An NSG acts as a virtual firewall for your network resources. It contains a list of security rules that allow or deny network traffic based on criteria such as:
- Source IP address or range
- Source port or range
- Destination IP address or range
- Destination port or range
- Protocol (TCP, UDP, ICMP, Any)
- Action (Allow, Deny)
Key Components of an NSG
- Security Rules: These are the core of an NSG. Each rule has a priority, name, protocol, source, destination, and specifies whether to Allow or Deny the traffic.
- Priority: Rules are processed in order of priority, from lowest number to highest number. A priority of 100 is processed before a priority of 200.
- Direction: Rules can be applied to inbound or outbound traffic.
- Association: NSGs can be associated with a Network Interface (NIC) or a Subnet. When associated with a subnet, the rules apply to all resources within that subnet. If an NSG is associated with both a NIC and its subnet, both sets of rules are applied.
Default Security Rules
When you create an NSG, it comes with a set of default rules that cannot be deleted, only modified. These are:
- AllowVNetInBound: Allows all traffic within the Azure virtual network.
- AllowAzureLoadBalancerInBound: Allows Azure load balancer health probes to reach all VMs.
- DenyAllInbound: Blocks all inbound traffic except for the preceding rules.
- AllowVnetOutBound: Allows all outbound traffic within the Azure virtual network.
- DenyAllOutbound: Blocks all outbound traffic except for the preceding rules.
Creating and Managing NSGs
Using the Azure Portal
You can create and manage NSGs through the Azure portal:
- Navigate to the Azure portal.
- Search for "Network Security Groups" and select it.
- Click "+ Create" to create a new NSG.
- Fill in the required details (Subscription, Resource group, Name, Region).
- Once created, you can configure inbound and outbound security rules.
Using Azure CLI
Here's an example of how to create an NSG and add a rule using the Azure CLI:
# Create a new NSG
az network nsg create --resource-group myResourceGroup --name myNsg --location eastus
# Add an inbound security rule to allow SSH traffic (port 22)
az network nsg rule create --resource-group myResourceGroup --nsg-name myNsg --name AllowSSH --priority 300 --protocol Tcp --dest-port-range 22 --access Allow --direction Inbound
# Associate NSG with a subnet
az network vnet subnet update --resource-group myResourceGroup --vnet-name myVnet --name mySubnet --network-security-group myNsg
Best Practices
- Least Privilege: Apply the principle of least privilege by only allowing the necessary traffic.
- Use Subnet Association: Associate NSGs with subnets for broader control.
- Meaningful Names: Use descriptive names for your NSG rules.
- Regular Review: Periodically review your NSG rules to ensure they are still relevant and effective.

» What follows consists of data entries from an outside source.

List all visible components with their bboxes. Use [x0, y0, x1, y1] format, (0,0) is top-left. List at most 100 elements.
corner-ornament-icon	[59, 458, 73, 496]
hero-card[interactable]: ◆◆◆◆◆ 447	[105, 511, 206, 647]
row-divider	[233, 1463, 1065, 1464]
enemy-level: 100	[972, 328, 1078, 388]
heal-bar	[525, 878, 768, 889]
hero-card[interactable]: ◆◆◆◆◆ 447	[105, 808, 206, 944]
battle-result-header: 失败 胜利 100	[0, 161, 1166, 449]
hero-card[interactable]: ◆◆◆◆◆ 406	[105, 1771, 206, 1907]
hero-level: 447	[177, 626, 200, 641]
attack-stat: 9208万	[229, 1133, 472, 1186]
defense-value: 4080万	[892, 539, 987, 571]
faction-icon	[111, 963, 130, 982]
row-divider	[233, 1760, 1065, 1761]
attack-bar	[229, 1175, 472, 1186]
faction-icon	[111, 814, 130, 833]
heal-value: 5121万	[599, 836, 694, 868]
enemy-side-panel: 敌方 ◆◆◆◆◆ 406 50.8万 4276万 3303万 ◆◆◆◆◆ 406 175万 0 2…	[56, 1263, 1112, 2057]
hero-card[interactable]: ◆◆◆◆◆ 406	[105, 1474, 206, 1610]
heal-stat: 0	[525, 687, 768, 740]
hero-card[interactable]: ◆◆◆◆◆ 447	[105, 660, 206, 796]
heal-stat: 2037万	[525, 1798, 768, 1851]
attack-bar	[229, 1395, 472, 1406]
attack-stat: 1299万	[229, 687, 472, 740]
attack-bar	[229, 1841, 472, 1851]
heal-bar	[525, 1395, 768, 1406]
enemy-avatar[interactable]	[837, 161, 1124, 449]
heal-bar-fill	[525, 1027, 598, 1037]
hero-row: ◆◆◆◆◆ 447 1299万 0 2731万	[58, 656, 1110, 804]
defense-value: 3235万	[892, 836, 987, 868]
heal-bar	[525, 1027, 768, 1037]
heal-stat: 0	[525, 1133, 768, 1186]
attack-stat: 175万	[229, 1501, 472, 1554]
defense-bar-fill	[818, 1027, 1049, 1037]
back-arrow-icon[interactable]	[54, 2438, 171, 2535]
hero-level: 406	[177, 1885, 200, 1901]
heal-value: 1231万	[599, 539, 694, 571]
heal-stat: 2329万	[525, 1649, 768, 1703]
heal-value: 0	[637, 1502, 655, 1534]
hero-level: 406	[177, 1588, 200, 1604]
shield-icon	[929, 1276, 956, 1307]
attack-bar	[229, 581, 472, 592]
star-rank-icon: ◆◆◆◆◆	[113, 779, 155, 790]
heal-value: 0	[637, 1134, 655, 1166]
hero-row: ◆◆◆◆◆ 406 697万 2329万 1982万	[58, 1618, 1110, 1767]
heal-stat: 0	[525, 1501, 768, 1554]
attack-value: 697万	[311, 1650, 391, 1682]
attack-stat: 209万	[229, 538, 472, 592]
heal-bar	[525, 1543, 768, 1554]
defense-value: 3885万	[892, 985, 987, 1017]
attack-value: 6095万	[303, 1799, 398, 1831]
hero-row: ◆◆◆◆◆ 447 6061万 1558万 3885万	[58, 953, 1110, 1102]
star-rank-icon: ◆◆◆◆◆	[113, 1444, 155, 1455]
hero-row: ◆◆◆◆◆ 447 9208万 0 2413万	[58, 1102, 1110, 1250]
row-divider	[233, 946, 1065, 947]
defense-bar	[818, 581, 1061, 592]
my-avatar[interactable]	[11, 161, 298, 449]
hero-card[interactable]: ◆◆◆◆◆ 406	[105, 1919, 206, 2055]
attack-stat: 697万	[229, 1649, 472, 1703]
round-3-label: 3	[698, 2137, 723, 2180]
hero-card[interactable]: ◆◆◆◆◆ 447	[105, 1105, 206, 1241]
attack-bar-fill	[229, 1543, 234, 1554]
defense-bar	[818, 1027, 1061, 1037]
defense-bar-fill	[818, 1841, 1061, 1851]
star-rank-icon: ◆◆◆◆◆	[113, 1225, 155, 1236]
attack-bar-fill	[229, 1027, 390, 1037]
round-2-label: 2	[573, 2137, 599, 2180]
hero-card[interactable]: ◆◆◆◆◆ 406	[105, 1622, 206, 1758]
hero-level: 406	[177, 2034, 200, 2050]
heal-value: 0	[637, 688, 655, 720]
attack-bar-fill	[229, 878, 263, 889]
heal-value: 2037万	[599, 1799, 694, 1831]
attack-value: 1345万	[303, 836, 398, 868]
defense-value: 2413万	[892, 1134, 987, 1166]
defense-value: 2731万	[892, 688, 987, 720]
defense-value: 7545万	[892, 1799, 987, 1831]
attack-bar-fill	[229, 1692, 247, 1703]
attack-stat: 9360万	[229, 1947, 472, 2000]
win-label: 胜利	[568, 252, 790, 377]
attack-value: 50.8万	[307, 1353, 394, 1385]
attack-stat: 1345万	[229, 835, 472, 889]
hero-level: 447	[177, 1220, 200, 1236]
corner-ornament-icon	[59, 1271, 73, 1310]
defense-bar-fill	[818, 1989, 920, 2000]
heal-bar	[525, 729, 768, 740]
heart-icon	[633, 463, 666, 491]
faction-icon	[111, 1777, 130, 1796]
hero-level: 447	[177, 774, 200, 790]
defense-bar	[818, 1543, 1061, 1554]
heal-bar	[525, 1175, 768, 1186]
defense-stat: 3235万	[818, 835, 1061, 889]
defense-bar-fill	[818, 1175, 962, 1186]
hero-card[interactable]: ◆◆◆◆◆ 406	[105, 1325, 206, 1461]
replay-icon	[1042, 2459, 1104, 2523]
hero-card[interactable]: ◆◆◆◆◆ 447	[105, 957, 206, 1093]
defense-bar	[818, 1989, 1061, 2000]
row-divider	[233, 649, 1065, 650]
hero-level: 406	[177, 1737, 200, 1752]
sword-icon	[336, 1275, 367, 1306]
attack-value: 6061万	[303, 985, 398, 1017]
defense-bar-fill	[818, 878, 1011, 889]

- Service Tags: Utilize service tags (e.g.,
VirtualNetwork,AzureLoadBalancer,Internet) to simplify rule management.
Important: NSGs do not filter traffic between subnets by default. For inter-subnet traffic filtering, consider Azure Firewall or User Defined Routes (UDRs) in conjunction with NSGs.
Pro Tip: For more granular control and centralized management of network security across your Azure environment, explore Azure Firewall.